Please note that around 2014, the samtools code base went through a restructuring in order to expose more of its intermediate steps, the result of which was the HTS library. Many other tools which use samtools do not use this so the default version of samtools on the marvin cluster is 0.1.19 which is in fact the older generation of samtools code.

Version 0.1.19

This consists of the following tools

  • ace2sam
  • bamcheck
  • maq2sam-long
  • maq2sam-short
  • md5fa
  • md5sum-lite
  • samtools
  • wgsim
  • tabix
  • bgzip
  • bcftools
  • vcfutils.pl

General Tips

  1. samtools commands follow the subcommand style: i.e. they always start with a "samtools" followed by subcommand (eg. "sort", "view", etc) which identify the exact operation samtools will perform.

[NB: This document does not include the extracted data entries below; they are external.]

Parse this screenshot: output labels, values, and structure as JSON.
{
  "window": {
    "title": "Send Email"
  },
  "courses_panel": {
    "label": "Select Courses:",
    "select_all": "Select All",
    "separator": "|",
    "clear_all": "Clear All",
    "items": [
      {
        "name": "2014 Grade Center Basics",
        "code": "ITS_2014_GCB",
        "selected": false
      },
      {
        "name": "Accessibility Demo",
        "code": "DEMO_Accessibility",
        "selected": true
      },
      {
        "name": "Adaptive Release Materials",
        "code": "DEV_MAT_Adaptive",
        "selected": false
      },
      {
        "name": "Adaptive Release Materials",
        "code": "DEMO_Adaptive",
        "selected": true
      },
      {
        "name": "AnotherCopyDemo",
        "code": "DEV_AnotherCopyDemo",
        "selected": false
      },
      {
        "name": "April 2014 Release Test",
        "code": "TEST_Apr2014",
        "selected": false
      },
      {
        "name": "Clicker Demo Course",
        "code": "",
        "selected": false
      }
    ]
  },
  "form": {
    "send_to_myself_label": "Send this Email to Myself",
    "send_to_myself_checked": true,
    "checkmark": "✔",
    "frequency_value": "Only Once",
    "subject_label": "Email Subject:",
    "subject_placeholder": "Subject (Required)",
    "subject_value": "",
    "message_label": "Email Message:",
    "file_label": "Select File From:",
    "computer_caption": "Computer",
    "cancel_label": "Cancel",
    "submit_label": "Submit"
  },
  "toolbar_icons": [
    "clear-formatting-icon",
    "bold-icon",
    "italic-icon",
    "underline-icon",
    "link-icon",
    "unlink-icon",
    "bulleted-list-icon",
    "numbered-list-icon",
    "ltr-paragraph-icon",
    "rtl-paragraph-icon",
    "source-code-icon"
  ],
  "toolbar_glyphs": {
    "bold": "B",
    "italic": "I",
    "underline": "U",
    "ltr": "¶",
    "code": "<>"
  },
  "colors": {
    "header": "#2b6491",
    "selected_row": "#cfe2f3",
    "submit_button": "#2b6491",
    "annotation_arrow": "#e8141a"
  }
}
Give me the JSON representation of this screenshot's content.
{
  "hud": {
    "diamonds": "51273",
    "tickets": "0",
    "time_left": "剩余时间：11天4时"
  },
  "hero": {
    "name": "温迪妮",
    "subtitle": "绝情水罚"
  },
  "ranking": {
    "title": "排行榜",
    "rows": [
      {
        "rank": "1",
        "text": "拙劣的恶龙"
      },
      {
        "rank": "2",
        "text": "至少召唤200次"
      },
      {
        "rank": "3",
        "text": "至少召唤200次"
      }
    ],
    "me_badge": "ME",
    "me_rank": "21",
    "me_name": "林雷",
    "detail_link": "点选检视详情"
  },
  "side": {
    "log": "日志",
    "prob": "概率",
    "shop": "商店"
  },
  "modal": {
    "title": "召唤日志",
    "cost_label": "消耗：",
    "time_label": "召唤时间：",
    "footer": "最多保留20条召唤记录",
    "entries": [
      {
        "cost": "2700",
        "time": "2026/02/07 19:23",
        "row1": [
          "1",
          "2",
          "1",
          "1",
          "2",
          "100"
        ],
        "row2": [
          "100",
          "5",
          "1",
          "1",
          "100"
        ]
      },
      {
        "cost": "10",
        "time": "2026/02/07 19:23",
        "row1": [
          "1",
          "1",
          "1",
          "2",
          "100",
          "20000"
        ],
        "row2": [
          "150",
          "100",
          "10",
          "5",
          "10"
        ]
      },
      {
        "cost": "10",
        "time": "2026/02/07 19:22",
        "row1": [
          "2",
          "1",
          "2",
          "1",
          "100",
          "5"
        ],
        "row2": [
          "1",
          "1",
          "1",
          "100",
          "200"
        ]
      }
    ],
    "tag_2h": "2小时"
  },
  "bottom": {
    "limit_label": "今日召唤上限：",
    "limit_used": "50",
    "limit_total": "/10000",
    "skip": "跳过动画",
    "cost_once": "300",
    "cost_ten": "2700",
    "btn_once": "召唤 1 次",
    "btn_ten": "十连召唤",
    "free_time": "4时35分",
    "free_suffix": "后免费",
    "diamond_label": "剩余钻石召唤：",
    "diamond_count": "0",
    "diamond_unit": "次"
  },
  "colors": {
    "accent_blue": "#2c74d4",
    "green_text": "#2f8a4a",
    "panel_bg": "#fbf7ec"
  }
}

This is due to the fact that samtools is a suite of tools for handling alignment files in sam/bam format.
  2. Two input files will commonly be needed, often a sam/bam file and also the reference file.
  3. view is the commonly used subcommand, which itself has a number of extra option and the name however might refer to internal viewing, because external user visuals is not samtools strong point, though it has some capabilities in this regard ("tview").
  4. Beware the three broad versions of samtools. Those beginning with major version number 0, as in 0.1.19 are the old samtools. Those beginning with major version number 1, as in 1.2, were the new generation, whose internal structre changed though the subcommands were similar. Finally the 1.3 version introduced a wider range of functions. In many ways this third version should have been major version number 2, but that didn't happen.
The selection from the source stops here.